80’li ve 90’lı yıllarda Balkanlardan çok ciddi sayıda soydaşımız gelmiş Bursa’ya. Sosyokültürel anlamda farklı olan ve Türk geleneklerini korumakla birlikte daha bir Avrupa’lı olan bu soydaşlarımızın en büyük özelliği çok çalışkan olmaları. Yeter ki iş verin, mutlaka çalışırlar, hem de tüm aile fertleri ve ilk işleri bir ev yapmaktır. Çünkü gurbetin ne olduğunu çok iyi bilirler. Öff demeden çalışır ve aynı oranda da sosyal yaşamlarından taviz vermezler.
Irak’a demokrasi götüren emperyalizm, Irak’ı parça parça edip en büyük zulmü de Kerkük ve Telafer’deki Türkmenlere yapmıştır. Özellikle Telafer’den kentimize çok sayıda Türkmen soydaşımız gelmiş ve ağırlıklı olarak Bağlarbaşı semtinde konuşlandırılmıştır. Bu soydaşlarımızın da en büyük özelliği çalışmaktır. Balkanlardan gelen soydaşlarımız gibi sadaka kabul etmeyip sadece çalışacak iş istemişlerdir. Buldukları iş ne olursa olsun gıkları çıkmadan çalışmışlardır. Ancak ne hazindir ki, Yüce devletimiz Suriyeli göçmenlere gösterdiği misafirperverliği bu soydaşlarımıza göstermemiştir. Bu soydaşlarımıza duyarlı Türk yurttaşları “kardeşlerimiz” diyerek kanat germiş, devletin veremediklerini vermeye çalışmışlardır. Gururla yazıyorum ; büyük kızım sürekli olarak bu Türkmen kardeşlerimizin yanında olmuş, kadınlarına, kızlarına ve çocuklarına Türkçe öğretmek, okul çağına gelmiş olup da okula gidemeyenlere gücü yettiğince öğretmenlik yapmak için çabalamıştır. Ki kızım bu insanlardan sadece bir tanesidir. Daha onlarca, yüzlerce yurttaşımız muhtelif çabalar içerisindedirler ve olmaya da devam edeceklerdir.
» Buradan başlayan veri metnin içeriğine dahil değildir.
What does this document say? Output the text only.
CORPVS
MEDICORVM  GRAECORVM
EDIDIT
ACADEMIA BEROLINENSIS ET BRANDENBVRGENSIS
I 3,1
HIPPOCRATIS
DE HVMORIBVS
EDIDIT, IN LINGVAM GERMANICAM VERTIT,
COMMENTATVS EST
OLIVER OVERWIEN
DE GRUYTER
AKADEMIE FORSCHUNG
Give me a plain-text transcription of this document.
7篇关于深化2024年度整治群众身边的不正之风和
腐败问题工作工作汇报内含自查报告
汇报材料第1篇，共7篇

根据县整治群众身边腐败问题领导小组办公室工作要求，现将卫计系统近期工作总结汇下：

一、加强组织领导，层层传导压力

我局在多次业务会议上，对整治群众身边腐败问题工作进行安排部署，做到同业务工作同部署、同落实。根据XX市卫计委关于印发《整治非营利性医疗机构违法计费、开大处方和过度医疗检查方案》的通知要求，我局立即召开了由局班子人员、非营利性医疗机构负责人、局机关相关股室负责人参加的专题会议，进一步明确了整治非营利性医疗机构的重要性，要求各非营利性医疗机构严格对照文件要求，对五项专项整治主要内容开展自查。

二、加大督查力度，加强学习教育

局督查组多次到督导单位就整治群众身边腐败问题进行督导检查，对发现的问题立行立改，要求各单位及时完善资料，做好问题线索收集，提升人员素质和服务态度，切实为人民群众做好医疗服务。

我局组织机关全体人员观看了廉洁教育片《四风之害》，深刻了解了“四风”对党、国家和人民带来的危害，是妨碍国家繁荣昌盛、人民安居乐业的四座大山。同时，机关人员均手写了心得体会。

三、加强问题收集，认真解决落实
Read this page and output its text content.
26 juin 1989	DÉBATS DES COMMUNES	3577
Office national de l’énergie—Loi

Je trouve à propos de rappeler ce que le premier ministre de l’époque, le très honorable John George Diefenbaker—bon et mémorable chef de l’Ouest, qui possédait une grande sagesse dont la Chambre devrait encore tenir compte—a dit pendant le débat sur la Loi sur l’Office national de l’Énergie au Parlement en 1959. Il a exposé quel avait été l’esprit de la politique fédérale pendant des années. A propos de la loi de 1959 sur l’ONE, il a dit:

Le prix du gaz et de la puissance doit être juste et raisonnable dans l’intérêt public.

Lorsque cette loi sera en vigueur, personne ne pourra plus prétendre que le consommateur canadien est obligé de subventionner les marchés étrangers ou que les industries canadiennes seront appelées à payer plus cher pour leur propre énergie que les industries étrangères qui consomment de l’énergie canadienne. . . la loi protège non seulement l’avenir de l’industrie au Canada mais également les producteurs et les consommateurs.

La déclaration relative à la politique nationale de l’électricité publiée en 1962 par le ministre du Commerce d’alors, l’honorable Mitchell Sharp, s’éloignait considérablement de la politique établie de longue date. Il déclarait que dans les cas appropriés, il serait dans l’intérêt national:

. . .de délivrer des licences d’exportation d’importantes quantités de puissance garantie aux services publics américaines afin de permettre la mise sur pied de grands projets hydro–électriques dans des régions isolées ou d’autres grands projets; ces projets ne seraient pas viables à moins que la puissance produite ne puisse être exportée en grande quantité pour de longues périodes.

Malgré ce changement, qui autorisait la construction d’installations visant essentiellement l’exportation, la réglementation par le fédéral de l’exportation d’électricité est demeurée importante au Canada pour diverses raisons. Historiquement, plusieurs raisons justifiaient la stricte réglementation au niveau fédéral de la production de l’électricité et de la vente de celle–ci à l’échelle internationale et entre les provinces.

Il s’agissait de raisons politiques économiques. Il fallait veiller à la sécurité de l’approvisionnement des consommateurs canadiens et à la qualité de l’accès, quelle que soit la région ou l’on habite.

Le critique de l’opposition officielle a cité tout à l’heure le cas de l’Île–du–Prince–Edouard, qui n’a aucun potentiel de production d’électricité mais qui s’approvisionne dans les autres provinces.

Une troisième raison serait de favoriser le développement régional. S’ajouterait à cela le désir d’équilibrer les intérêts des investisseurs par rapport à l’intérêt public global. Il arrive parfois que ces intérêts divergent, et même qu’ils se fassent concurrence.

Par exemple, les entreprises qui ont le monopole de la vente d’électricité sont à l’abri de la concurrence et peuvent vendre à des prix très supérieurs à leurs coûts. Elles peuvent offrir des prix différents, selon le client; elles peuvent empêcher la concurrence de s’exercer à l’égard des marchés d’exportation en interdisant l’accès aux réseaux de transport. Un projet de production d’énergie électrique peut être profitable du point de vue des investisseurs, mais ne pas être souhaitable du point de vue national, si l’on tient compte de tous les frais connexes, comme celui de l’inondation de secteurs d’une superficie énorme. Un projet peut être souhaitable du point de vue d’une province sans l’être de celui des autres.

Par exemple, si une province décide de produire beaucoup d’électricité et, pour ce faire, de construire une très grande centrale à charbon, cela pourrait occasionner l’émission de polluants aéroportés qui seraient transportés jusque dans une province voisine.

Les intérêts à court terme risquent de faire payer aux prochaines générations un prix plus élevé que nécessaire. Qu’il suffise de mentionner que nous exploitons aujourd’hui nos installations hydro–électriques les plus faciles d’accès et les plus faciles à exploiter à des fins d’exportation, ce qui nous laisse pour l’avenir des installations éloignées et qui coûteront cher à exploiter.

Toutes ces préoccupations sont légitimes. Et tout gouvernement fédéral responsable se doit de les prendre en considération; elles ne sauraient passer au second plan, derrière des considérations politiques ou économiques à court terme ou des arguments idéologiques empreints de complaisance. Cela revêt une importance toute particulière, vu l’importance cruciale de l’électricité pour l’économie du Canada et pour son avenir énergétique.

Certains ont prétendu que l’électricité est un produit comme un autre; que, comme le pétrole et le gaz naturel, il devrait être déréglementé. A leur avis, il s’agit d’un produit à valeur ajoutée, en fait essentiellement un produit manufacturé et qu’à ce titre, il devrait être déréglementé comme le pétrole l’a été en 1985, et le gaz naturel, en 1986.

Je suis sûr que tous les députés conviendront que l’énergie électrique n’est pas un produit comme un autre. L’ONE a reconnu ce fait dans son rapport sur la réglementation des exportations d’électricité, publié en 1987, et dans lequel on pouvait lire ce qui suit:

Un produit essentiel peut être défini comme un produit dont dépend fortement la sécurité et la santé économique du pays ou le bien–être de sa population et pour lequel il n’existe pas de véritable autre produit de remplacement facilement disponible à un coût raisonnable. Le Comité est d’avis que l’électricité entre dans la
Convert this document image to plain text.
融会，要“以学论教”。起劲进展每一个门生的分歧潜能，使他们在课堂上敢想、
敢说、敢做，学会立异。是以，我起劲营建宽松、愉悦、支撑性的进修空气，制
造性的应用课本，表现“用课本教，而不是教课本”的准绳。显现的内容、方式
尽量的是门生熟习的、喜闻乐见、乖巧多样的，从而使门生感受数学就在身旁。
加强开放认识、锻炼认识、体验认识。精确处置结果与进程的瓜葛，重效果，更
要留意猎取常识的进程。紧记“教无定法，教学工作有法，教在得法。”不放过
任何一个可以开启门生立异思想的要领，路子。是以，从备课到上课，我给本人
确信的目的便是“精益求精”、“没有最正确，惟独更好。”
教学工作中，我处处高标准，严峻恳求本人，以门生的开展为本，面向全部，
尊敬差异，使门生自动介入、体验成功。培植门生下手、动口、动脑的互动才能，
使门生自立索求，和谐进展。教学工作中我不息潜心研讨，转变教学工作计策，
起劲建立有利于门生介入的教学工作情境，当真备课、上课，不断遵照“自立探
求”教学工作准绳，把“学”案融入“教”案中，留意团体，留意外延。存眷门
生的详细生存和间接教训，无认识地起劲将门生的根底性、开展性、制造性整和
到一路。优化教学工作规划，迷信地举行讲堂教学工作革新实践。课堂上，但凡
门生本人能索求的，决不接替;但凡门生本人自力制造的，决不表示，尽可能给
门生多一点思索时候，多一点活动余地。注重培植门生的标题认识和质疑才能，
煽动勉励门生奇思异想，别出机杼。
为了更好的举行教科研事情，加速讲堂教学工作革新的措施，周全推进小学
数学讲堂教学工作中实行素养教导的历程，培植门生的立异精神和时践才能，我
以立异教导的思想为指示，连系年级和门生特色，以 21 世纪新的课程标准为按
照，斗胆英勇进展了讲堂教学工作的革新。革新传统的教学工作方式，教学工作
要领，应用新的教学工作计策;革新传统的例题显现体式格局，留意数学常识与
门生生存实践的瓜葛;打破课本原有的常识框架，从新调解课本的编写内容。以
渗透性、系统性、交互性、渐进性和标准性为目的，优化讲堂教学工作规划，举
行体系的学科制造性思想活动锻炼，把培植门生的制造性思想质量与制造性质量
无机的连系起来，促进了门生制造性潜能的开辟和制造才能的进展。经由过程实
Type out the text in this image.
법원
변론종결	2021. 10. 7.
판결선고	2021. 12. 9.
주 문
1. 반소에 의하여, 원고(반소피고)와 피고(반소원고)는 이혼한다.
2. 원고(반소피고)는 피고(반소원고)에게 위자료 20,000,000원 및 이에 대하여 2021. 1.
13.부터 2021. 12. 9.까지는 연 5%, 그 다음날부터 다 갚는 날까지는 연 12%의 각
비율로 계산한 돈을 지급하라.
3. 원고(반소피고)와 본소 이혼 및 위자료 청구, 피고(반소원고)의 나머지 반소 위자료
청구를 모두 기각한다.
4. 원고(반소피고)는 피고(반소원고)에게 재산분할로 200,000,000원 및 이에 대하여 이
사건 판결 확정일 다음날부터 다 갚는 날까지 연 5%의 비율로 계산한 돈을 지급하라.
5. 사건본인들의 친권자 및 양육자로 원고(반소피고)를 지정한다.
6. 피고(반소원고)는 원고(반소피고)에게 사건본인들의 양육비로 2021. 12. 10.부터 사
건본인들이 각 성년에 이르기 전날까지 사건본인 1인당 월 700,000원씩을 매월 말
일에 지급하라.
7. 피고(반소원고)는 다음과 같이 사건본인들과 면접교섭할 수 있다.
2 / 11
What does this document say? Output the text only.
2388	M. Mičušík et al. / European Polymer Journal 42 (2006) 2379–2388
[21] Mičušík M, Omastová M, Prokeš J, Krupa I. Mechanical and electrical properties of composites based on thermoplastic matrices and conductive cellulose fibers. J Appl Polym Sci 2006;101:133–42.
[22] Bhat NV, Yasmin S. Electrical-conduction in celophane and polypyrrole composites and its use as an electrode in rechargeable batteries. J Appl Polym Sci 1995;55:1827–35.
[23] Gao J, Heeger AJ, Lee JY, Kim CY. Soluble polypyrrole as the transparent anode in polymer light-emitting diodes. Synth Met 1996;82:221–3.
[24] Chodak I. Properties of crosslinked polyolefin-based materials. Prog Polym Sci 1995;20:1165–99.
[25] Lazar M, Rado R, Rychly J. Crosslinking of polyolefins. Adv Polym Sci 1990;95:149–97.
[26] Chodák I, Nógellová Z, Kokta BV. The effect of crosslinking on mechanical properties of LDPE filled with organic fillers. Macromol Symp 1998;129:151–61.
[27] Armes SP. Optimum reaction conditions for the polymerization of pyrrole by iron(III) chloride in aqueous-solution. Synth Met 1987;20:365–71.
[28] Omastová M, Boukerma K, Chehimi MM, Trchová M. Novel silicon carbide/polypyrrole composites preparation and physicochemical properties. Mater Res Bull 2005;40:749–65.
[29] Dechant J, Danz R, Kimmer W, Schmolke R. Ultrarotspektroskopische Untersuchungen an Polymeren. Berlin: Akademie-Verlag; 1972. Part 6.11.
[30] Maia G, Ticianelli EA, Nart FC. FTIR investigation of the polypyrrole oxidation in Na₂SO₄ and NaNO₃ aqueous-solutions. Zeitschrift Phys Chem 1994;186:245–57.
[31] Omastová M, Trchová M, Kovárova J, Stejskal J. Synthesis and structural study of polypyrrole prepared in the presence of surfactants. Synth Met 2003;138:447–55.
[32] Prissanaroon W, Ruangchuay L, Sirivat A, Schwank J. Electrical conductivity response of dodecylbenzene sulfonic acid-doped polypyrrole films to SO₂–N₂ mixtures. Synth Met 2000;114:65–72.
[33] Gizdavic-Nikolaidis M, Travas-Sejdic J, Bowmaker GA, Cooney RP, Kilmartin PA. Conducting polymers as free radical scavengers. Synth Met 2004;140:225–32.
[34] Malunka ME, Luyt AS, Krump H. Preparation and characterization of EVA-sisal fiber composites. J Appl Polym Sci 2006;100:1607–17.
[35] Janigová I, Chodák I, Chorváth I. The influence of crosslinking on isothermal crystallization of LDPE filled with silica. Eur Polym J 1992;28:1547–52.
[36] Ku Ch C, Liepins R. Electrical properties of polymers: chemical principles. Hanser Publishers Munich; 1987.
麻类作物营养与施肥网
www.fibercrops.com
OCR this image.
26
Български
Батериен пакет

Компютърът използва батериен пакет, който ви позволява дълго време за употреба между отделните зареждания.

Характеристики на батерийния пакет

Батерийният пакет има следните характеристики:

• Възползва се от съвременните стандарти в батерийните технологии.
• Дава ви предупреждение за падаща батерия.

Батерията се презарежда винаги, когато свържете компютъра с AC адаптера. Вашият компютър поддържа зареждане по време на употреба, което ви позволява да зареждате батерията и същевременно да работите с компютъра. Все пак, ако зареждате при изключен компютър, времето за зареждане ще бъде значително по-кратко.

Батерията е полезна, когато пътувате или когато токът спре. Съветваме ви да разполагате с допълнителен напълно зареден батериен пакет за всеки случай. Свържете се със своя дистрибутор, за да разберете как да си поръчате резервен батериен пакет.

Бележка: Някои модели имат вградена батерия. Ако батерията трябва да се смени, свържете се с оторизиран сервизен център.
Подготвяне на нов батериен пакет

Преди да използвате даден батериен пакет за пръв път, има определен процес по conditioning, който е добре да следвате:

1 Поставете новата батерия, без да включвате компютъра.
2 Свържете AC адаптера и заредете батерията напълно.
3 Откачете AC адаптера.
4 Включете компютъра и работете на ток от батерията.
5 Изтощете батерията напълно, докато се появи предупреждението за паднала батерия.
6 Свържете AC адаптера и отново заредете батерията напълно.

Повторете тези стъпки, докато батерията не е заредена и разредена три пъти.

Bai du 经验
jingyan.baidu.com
Özetleyecek olursam gerek Balkanlardan gelen soydaşlarımızın gerekse Telafer’den gelen soydaşlarımızın en önemli ortak iki özelliği vardır ; Çok ÇALIŞMAK ve DİLENMEMEK.
Çünkü Türk ulusu tarih boyunca sadaka kabul etmemiş, çalışarak ve hak ederek kazanmıştır. Avuç açmak Türk ırkında yoktur. Ancak, Arap coğrafyasında sadaka kültürü egemendir ve dilenmek vardır. Lütfen aracınızla giderken trafik ışıklarını dikkatlice inceleyiniz.
Sadakasız ve dilenmenin olmadığı bir Ülke diliyorum.
Ben bir Balkan göçmeni olarak bu yazının altına imzamı atarım.